Così Francesco supera la guerra politica dei cattolici americani
- Dettagli
- Categoria: Firme
New York. La delegazione americana che ieri ha assistito alla prima messa di
Papa Francesco era guidata dal vicepresidente, Joe Biden, e dalla leader dei democratici alla Camera, Nancy Pelosi, cattolici progressisti convinti sostenitori del diritto all’aborto e dei matrimoni omosessuali. Biden in passato ha anche cercato di spiegare che le sue non sono appena opinioni personali, ma il risultato della corretta interpretazione della dottrina della chiesa, che nel corso della storia, sostiene, ha modificato la definizione di bene e male. Il vescovo di Wilmington, la città di Biden, gli ha gentilmente ma fermamente fatto notare che era fuori strada. Biden e Pelosi rappresentano una parte dei cattolici americani, divisi secondo uno schema fedelmente ricalcato su quello politico. Ci sono i progressisti e i conservatori, i democratici e i repubblicani, ci sono i cattolici à la Kennedy che confinano la chiesa nell’ambito del privato, e quelli conservatori à la Rick Santorum, che al solo sentire i precetti kennediani in materia di fede hanno i conati di vomito, come ha detto l’ex senatore durante la sua breve campagna elettorale. Ci sono quelli che negoziano sulla vita e, nel tentativo di bilanciare, sbilanciano il cattolicesimo sulla giustizia sociale, sulla retorica degli ultimi, sui diritti moltiplicati all’infinito, sulle tasse ai ricchi; poi ci sono i conservatori, tradizionalisti in fatto di dottrina e liberisti in economia, secondo lo spirito del loro partito di riferimento. I cattolici in America tendono a riproporre anche lo stesso linguaggio che distingue la politica.
Un Papa di nome Francesco con l’anello ferreo e molta compassione per i poveri sembra una benedizione per i cattolici liberal che percepivano Benedetto XVI come un corpo estraneo, un teologo che parlava la lingua cifrata della razionalità; in realtà, Francesco ha le caratteristiche per essere il distruttore di quella che lo storico cattolico Brad Gregory chiama “un’enorme ambiguità” nata dall’assimilazione, nata in ambito protestante, della categorie universali della chiesa a quelle provvisorie della politica: “Nel contesto del cattolicesimo americano – dice Gregory al Foglio – Francesco può diventare il Papa che parla il linguaggio dei cattolici liberal, che si rende comprensibile, ma che allo stesso tempo è inamovibile sui principi fondamentali.
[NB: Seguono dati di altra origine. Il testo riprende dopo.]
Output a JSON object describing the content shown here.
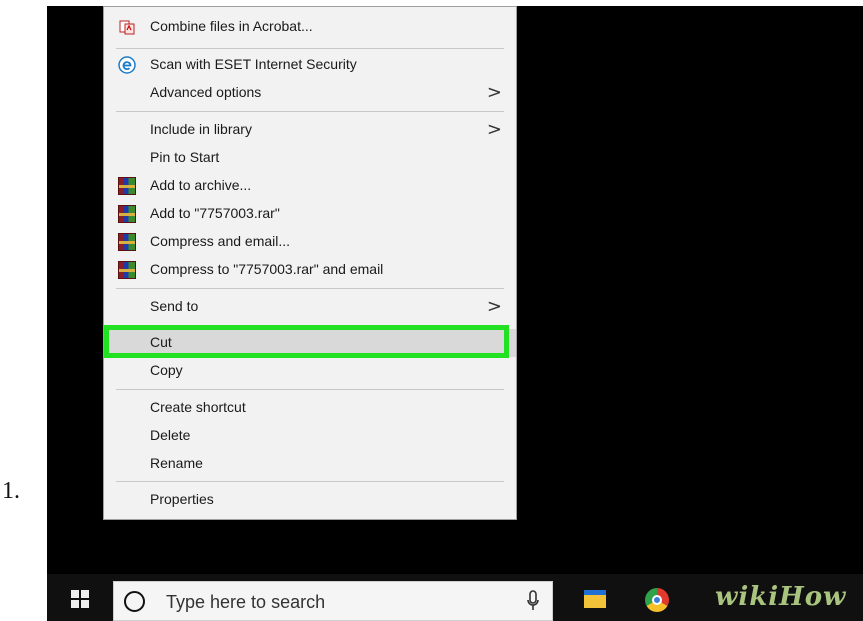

Credo che dopo l’iniziale esaltazione per i riferimenti ai poveri, agli ultimi e alla giustizia sociale i progressisti rimarranno molto delusi da Francesco. La differenza rispetto al predecessore è che non potranno completamente escluderlo dal dibattito, perché attinge dal loro stesso vocabolario. Con Ratzinger era semplice: lo trattavano come una grande autorità che lanciava messaggi da un altro pianeta”. Ma anche per i “free market catholics” l’arrivo di Francesco pone qualche interrogativo, dice Gregory: “Il suo carisma non può lasciare indifferente chi crede che il mercato sia il compimento della dottrina sociale della chiesa. Credo che Francesco possa essere il Papa che romperà lo schema della polarizzazione politica dei cattolici americani”.
Lo scrittore cattolico Selwyn Duke è meno ottimista sulle possibilità di Francesco di modificare il canone politico del cattolicesimo americano, ma è paradossalmente lieto che si sia creato un gran dibattito per ascrivere il Papa a questa o a quella fazione: “E’ la dimostrazione – dice al Foglio – che l’occidente è bloccato nel relativismo. In America si usano categorie politiche per spiegare la chiesa perché ormai non ce ne sono altre a disposizione. Invece di misurarci con la Verità, ci misuriamo con noi stessi, con il nostro spettro politico. Francesco ha una grande sfida davanti, che è reintrodurre la categoria della verità. La divisione secondo criteri politici è soltanto l’ultima conseguenza di questa perdita”.